Glossary Terms

Pass-Through Entity

A business structure that allows tax credits and operating gains and losses to be allocated to the owners of the business rather than the business itself, which prevents the income of the business from being taxed twice. Some examples of pass-through entities that would qualify for the federal production tax credit include: limited liability companies, partnerships, sub-chapter “S” Corporations, and limited liability partnerships.

Passive Tax Appetite

Income from certain types of investments qualifies as passive income. Tax paid on this income is considered passive tax. To take advantage of the Federal Production Tax Credit (the PTC) and Modified Accelerated Cost Recovery System (MACRS), you or a project partner must be paying taxes that fit into this category of tax liability.
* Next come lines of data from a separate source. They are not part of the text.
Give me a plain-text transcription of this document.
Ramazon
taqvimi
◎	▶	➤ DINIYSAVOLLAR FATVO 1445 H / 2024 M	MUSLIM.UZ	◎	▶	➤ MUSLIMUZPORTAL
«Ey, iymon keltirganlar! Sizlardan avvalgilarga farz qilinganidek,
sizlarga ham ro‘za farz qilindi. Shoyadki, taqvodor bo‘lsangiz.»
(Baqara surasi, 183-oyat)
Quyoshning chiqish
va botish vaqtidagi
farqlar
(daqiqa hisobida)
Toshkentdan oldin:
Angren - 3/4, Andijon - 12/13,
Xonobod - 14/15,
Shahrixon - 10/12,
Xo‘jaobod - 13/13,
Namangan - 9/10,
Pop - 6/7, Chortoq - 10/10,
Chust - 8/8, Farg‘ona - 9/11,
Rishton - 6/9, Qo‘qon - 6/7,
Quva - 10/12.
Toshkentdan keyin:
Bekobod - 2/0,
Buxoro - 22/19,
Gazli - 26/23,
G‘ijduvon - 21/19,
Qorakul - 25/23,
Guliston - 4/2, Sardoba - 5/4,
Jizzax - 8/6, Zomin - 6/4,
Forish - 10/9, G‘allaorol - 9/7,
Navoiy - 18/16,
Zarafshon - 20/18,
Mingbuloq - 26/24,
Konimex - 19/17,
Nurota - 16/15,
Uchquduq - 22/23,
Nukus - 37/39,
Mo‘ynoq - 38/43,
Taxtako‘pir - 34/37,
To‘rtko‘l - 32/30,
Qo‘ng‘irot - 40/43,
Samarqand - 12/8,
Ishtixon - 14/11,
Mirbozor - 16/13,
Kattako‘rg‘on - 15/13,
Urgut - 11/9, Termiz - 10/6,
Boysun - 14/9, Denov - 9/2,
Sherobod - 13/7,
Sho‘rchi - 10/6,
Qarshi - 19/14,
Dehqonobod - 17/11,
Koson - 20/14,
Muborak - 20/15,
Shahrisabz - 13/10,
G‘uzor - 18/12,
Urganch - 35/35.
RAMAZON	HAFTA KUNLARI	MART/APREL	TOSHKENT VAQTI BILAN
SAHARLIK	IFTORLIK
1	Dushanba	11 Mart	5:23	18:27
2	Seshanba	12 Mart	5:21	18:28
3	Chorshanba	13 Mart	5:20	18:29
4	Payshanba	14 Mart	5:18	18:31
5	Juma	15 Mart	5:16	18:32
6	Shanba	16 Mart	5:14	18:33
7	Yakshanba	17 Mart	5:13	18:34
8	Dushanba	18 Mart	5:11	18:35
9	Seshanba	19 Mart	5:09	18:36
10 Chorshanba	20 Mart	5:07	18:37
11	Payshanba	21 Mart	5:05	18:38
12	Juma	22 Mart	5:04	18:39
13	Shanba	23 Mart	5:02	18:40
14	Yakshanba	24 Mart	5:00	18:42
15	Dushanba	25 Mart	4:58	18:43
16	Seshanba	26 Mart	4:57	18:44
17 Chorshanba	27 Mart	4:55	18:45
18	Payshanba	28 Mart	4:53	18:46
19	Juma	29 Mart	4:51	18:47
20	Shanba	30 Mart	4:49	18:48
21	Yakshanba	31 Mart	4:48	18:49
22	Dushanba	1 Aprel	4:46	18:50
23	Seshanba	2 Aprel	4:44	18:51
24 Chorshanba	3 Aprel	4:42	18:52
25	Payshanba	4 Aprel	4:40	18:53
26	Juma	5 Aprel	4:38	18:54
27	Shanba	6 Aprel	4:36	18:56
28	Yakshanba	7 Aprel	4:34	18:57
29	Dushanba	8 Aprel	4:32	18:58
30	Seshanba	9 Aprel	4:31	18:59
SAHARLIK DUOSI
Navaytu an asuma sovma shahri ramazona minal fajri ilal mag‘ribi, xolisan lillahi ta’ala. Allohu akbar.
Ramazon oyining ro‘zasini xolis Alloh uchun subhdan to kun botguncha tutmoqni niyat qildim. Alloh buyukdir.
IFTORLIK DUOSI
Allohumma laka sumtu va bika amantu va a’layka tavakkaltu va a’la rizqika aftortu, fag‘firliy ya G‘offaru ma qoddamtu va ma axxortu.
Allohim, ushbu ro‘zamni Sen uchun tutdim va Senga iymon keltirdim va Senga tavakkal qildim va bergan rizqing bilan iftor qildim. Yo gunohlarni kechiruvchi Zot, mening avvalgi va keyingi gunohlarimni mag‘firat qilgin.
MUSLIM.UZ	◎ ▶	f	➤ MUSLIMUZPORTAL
For more information about what qualifies as passive activity see IRS Publication 925: Passive Activity and At-Risk Rules: http://www.irs.gov/publications/p925/ar02.html

Passive Income

Certain types of income, as defined by the IRS, such as rental income or income from businesses, in which the earner serves only as an investor and is not actively engaged in running the investment as defined by the IRS. See Passive Tax Appetite.

Network Resource

An electrical generator that can provide support to the system in terms of real or reactive power supply, spinning reserve, or other services that the system operator requires to keep the system operating in a safe and reliable manner. Generally wind projects can only qualify as an energy resource because of their non-dispatchable nature, i.e. they can only supply energy to the system when the wind is blowing and not when the system requires it.

Net Present Value

A common financial concept (and a critical component of Minnesota’s C-BED tariff), reflecting the idea that having a given amount of money today is more valuable than receiving the same amount of money in the future. C-BED requires utilities to determine the net present value of their rate schedule using the standard discount factor that they apply to their other business decisions. That means calculating the expected payments over the life of the contract and applying the discount to find the net present value of the series of payments. The net present value is then divided by the total energy produced over the 20 years, resulting in the “net present value rate” – the present value of every kilowatt-hour the project will produce over its lifetime. C-BED requires that the utility establish a tariff that provides for a rate schedule resulting in a net present value rate of up to 2.7¢/kWh.